O suor descia pelas minhas costas, a visão se embaçava, mas eu podia avistar a porta. Eu virei de costas e comecei a andar de ré. Apontava a lanterna para todos os lados, com medo. O alívio me tomou, eu finalmente saí daquele lugar. Só me restava juntar as minhas coisas e sair depressa daquele prédio do inferno. Dei mais dois passos para trás e toquei em algo.

"Por que você entrou lá?". Claus me surpreendeu. Me virei e vi-o atrás de mim. Ele estava mais cansado que o normal, sua roupa estava rasgada e... o que ele fazia ali? Eu somente o olhava com ar de confusão, não podia fazer mais nada.

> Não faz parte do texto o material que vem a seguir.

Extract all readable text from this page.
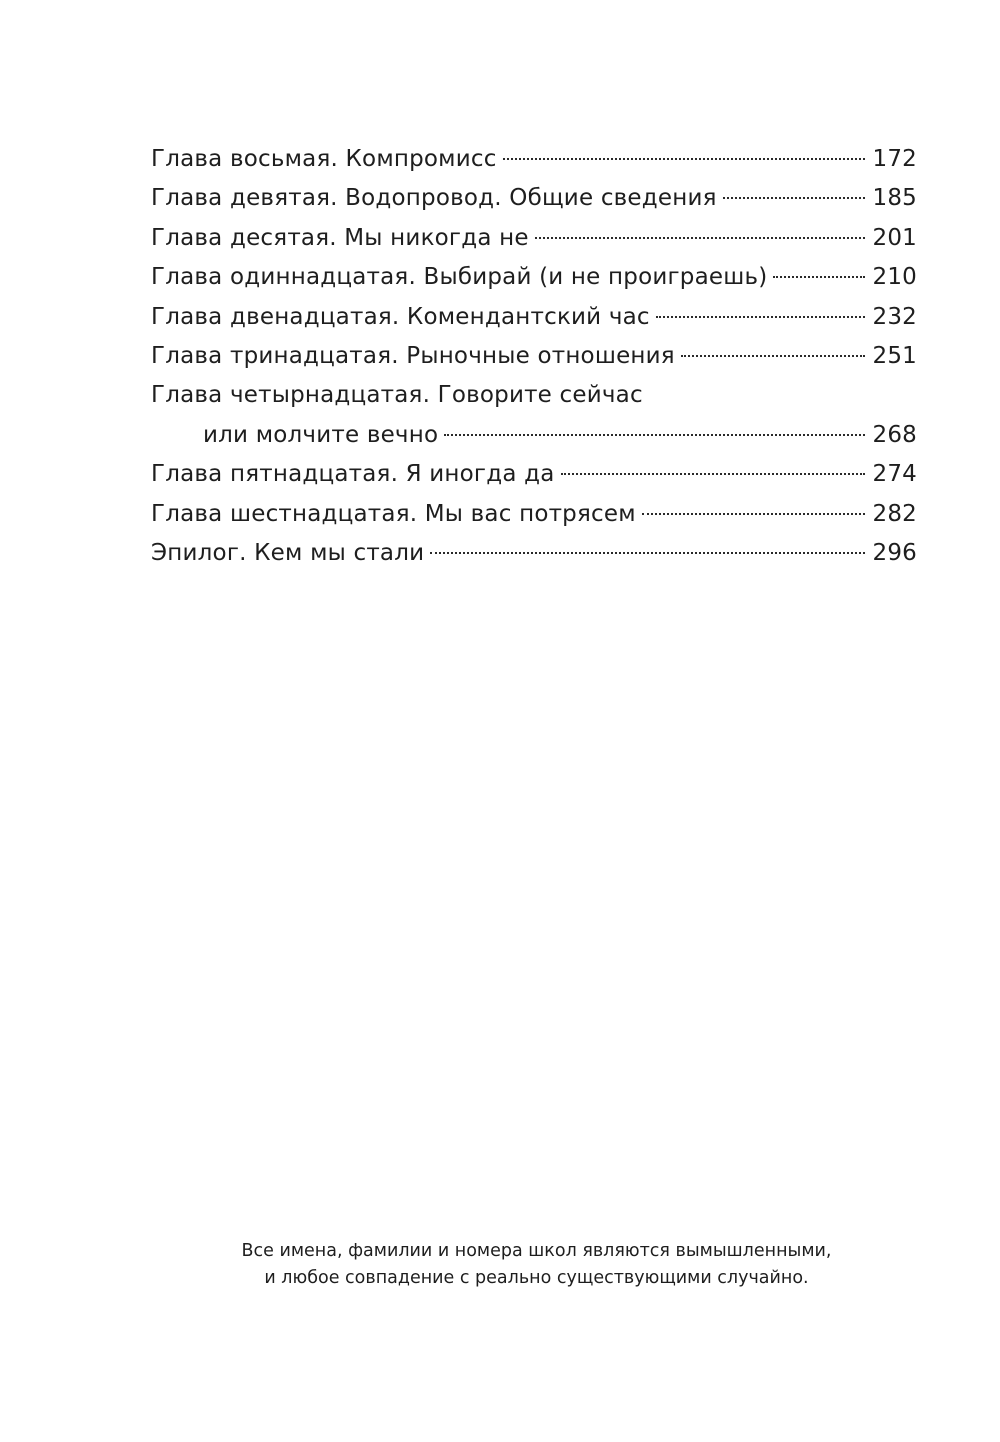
Глава восьмая. Компромисс	172
Глава девятая. Водопровод. Общие сведения	185
Глава десятая. Мы никогда не	201
Глава одиннадцатая. Выбирай (и не проиграешь)	210
Глава двенадцатая. Комендантский час	232
Глава тринадцатая. Рыночные отношения	251
Глава четырнадцатая. Говорите сейчас
или молчите вечно	268
Глава пятнадцатая. Я иногда да	274
Глава шестнадцатая. Мы вас потрясем	282
Эпилог. Кем мы стали	296
Все имена, фамилии и номера школ являются вымышленными,
и любое совпадение с реально существующими случайно.
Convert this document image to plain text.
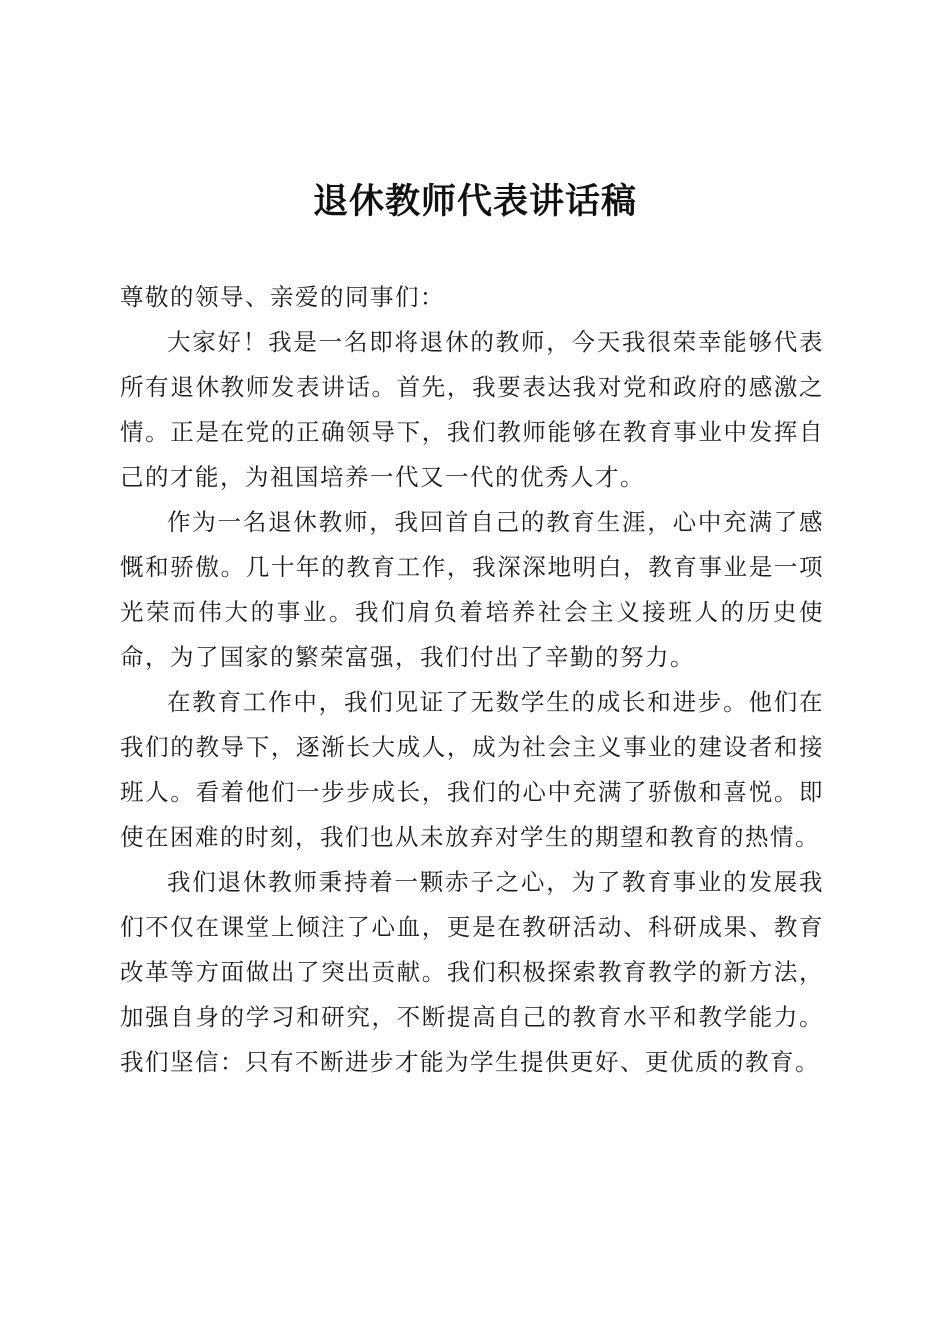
退休教师代表讲话稿

尊敬的领导、亲爱的同事们：

大家好！我是一名即将退休的教师，今天我很荣幸能够代表所有退休教师发表讲话。首先，我要表达我对党和政府的感激之情。正是在党的正确领导下，我们教师能够在教育事业中发挥自己的才能，为祖国培养一代又一代的优秀人才。

作为一名退休教师，我回首自己的教育生涯，心中充满了感慨和骄傲。几十年的教育工作，我深深地明白，教育事业是一项光荣而伟大的事业。我们肩负着培养社会主义接班人的历史使命，为了国家的繁荣富强，我们付出了辛勤的努力。

在教育工作中，我们见证了无数学生的成长和进步。他们在我们的教导下，逐渐长大成人，成为社会主义事业的建设者和接班人。看着他们一步步成长，我们的心中充满了骄傲和喜悦。即使在困难的时刻，我们也从未放弃对学生的期望和教育的热情。

我们退休教师秉持着一颗赤子之心，为了教育事业的发展我们不仅在课堂上倾注了心血，更是在教研活动、科研成果、教育改革等方面做出了突出贡献。我们积极探索教育教学的新方法，加强自身的学习和研究，不断提高自己的教育水平和教学能力。我们坚信：只有不断进步才能为学生提供更好、更优质的教育。
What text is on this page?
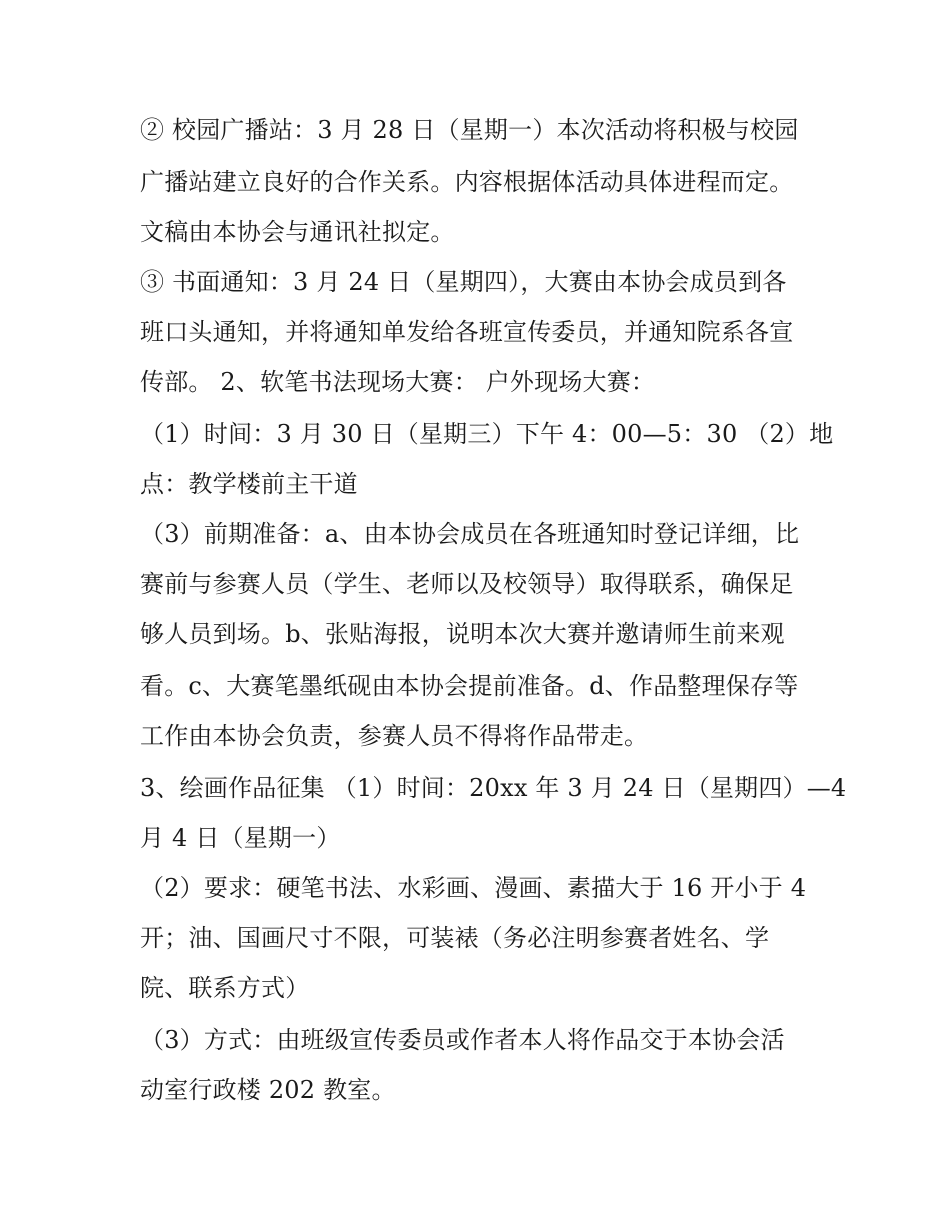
② 校园广播站：3 月 28 日（星期一）本次活动将积极与校园
广播站建立良好的合作关系。内容根据体活动具体进程而定。
文稿由本协会与通讯社拟定。
③ 书面通知：3 月 24 日（星期四），大赛由本协会成员到各
班口头通知，并将通知单发给各班宣传委员，并通知院系各宣
传部。 2、软笔书法现场大赛： 户外现场大赛：
（1）时间：3 月 30 日（星期三）下午 4：00—5：30 （2）地
点：教学楼前主干道
（3）前期准备：a、由本协会成员在各班通知时登记详细，比
赛前与参赛人员（学生、老师以及校领导）取得联系，确保足
够人员到场。b、张贴海报，说明本次大赛并邀请师生前来观
看。c、大赛笔墨纸砚由本协会提前准备。d、作品整理保存等
工作由本协会负责，参赛人员不得将作品带走。
3、绘画作品征集 （1）时间：20xx 年 3 月 24 日（星期四）—4
月 4 日（星期一）
（2）要求：硬笔书法、水彩画、漫画、素描大于 16 开小于 4
开；油、国画尺寸不限，可装裱（务必注明参赛者姓名、学
院、联系方式）
（3）方式：由班级宣传委员或作者本人将作品交于本协会活
动室行政楼 202 教室。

Eu observei-o de cima para baixo e meus olhos quase saltaram para fora quando eu notei aquilo: Claus usava o mesmo medalhão que o pequeno humanoide que avistei dentro do apartamento assombrado. "Claus, esse medalhão...?". Claus sorriu para mim como um louco e esticou suas mãos, tentando me alcançar. Peguei minha faca e no calor da situação, cravei em seu ombro direito. Claus caiu com um gemido.

Eu desci as escadas rapidamente, passei direto pelo apartamento alugado, minhas coisas eram o que menos importavam naquela hora, eu queria mesmo me salvar. Cheguei no primeiro andar e vi que o casal do primeiro apartamento estava com a porta aberta. Entrei desesperado, pedindo para que eles fugissem comigo, no entanto ao olhar para o sofá no meio da sala deles, eu vi seus corpos, rodeados por enormes poças de sangue e uma grande quantidade de um líquido gosmento - o mesmo encontrado no terceiro apartamento. Vomitei novamente, mas ainda pude correr...

Fui para bem longe dali, dormi no meio da rua mesmo - quase morri de hipotermia -  e no dia seguinte fui para a casa da minha mãe. Nunca consegui contar esse fato, na verdade eu não gosto de tocar no assunto. Quando me perguntam, me faço de traumatizado, começo a tremer e fingo estar desacordado. Sei que eu posso contar, entretanto evitar parece ser a melhor escolha.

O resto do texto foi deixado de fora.